The following text presumes that you have read Build a Hardware-based Face Recognition System for $150 with the Nvidia Jetson Nano and Python or are already somewhat familiar with face recognition.
Here’s what is needed to run the game:
Except for the screen (hopefully provided by the venue), everything fits into a tiny bag, perfect for traveling to conferences and similar events. Another big advantage of this setup is that everything runs offline, avoiding potentially shaky internet connections as well as privacy concerns.
Both the fan and the external power supply (as opposed to the standard USB power supply) ensure that the system can keep running at full power for a long time (longest I tested was ~6 hours, zero issues with the hardware observed).
The original blogpost uses dlibs HOG-based face detection model. While that model works very well when the person looks right into the camera, it has a lot of trouble detecting faces that are turned sideways to the camera, severely limiting the usability of the game. Instead I opted for dlibs CNN-based face detection model, which performs strong on both frontal as well as sideways faces (see here for a detailed comparison of different face detection models).
I also switched out the feature extraction model originally used in the tutorial for openface (for reasons that now unfortunately elude me).
With a camera resolution of 1280x720 pixels and 1000 people registered in the face database, the face recognition takes roughly half a second per image (95% confidence interval: [0.479,0.482] seconds). The bulk of the processing is face detection (performed on downscaled 640x360 pixel image, on average 0.24 seconds per image). If more than one person stands in front of the camera, the total processing time increases by about 0.1 seconds per additional person (cropping and face-matching scale linearly with the number of persons, face detection and feature extraction are the same regardless of the number of persons).

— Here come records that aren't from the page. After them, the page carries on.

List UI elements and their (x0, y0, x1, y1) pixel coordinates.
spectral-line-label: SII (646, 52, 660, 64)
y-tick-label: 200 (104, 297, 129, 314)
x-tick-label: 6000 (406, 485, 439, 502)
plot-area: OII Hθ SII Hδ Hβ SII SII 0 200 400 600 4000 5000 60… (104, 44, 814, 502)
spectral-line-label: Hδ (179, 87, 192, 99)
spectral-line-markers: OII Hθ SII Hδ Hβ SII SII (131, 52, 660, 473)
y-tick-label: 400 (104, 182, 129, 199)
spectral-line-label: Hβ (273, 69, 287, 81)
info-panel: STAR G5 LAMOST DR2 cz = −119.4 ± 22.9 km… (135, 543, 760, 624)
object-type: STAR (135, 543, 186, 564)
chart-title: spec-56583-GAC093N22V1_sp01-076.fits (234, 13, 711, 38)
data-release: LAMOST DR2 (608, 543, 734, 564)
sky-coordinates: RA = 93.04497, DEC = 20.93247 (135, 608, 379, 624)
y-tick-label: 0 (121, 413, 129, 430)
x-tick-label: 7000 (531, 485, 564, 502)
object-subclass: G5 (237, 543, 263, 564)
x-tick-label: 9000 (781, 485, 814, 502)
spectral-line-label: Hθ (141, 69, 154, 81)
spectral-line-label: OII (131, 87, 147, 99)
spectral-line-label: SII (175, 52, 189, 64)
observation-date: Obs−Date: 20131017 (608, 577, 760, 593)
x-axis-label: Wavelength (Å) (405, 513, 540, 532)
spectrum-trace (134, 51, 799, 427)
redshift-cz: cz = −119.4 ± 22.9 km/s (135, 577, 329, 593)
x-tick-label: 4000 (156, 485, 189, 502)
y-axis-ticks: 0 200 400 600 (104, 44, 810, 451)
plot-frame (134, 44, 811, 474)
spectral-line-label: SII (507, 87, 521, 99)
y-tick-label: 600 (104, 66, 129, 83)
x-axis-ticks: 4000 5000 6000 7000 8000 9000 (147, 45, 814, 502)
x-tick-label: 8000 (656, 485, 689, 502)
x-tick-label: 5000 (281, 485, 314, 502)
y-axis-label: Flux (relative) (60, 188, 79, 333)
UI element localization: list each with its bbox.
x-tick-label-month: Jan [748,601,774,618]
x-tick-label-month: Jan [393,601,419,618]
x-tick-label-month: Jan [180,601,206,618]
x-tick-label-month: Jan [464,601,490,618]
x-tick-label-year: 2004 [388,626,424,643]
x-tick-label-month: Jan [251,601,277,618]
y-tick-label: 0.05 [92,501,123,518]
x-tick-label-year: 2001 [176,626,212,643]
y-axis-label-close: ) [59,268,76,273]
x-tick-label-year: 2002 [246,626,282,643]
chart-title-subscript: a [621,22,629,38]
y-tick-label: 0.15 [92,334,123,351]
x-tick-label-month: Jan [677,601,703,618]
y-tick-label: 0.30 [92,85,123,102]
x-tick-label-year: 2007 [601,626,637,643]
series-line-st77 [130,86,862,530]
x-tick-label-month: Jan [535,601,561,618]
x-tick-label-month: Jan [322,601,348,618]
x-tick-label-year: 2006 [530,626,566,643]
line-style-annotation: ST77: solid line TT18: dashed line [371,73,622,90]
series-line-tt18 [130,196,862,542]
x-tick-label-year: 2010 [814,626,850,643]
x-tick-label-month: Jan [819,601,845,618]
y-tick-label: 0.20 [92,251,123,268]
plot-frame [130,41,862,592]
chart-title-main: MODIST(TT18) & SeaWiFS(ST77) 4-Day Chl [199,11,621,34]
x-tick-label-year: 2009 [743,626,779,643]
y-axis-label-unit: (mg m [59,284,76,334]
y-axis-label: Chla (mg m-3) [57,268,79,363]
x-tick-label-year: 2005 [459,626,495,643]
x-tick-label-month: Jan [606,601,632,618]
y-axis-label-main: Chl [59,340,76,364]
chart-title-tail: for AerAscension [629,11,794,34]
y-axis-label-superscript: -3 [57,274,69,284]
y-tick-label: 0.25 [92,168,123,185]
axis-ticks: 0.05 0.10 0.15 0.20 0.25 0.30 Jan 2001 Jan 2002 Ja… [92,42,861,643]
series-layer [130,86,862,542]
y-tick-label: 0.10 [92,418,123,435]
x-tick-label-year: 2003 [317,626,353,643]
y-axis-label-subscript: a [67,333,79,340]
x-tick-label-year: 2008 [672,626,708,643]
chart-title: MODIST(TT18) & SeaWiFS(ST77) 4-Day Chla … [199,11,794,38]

With at most two processed images per second, running face recognition in the same process as the camera+display routine would make for an unusable game. The image displayed would only be updated twice per second and would be running behind the actual user movements considerably. Such a low-framerate and long delay is very noticeable and extremely irritating to users.

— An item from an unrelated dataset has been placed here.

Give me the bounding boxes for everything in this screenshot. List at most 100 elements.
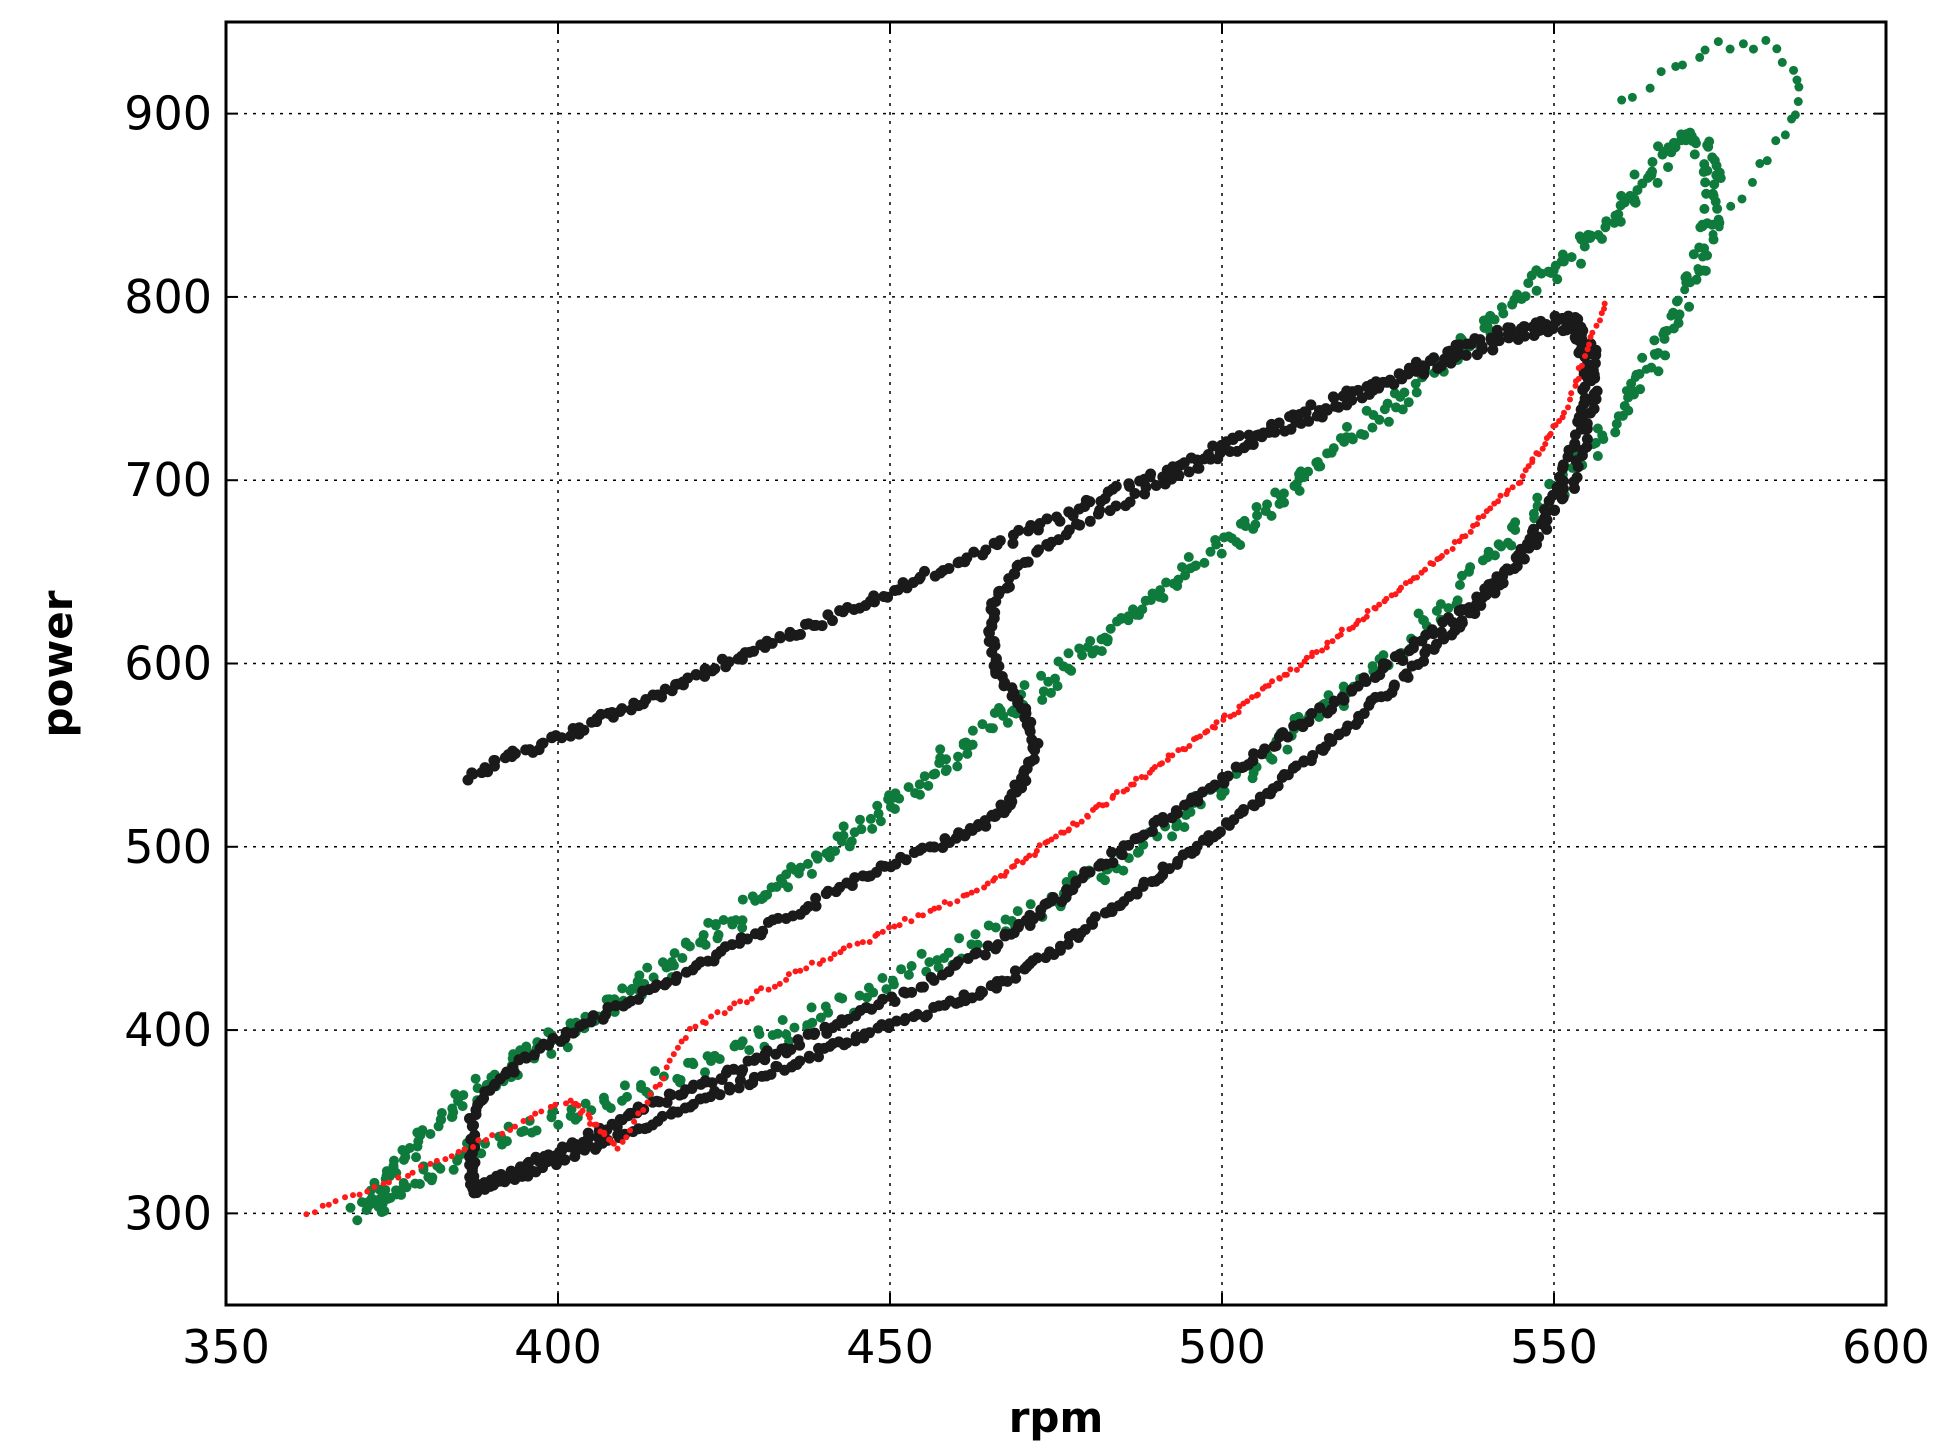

Instead, I parallelized the game as follows: The main process takes care only of grabbing the image from the camera and displaying on the screen (at a framerate of 25 frames/second). The recognition process receives images from the main process and returns the recognition results when finished. The main process only sends new work to the recognition process when the previous recognition is done. I initially tried to parallelize using threads rather than processes, but fell prey to some global lock somewhere in the depths of opencv.
In effect, at a framerate of 25 frames/second, the camera+display is fast enough to mirror the user’s movements. Recognized face locations and matches are only updated roughly twice per second, i.e. the face bounding boxes might be out-of-sync by up to half a second. While this is slightly annoying, it is considerably less so than the out-of-sync camera image in the single-process implementation.
Rather than automatically adding people to the face database the first time they look into the camera, I opted for an explicit registration process: anybody that wants to play the game has to look right into the camera and press a button to add their face to the face database. The reasons for this choice were twofold:
1. Automatic registration resulted in people being added to the database multiple times, e.g. once without a mask, once wearing a mask. It was not possible to find a combination of thresholds that reliably distinguishes between “this is genuinely a new person” and “this is a known person but currently wearing a mask”. During test runs, automatic registration resulted in situations where visitors would be matched with multiple versions of themselves, which caused significant confusion for the visitors.
To get explicit consent of visitors to store their personal data (something that several visitors indeed enquired about).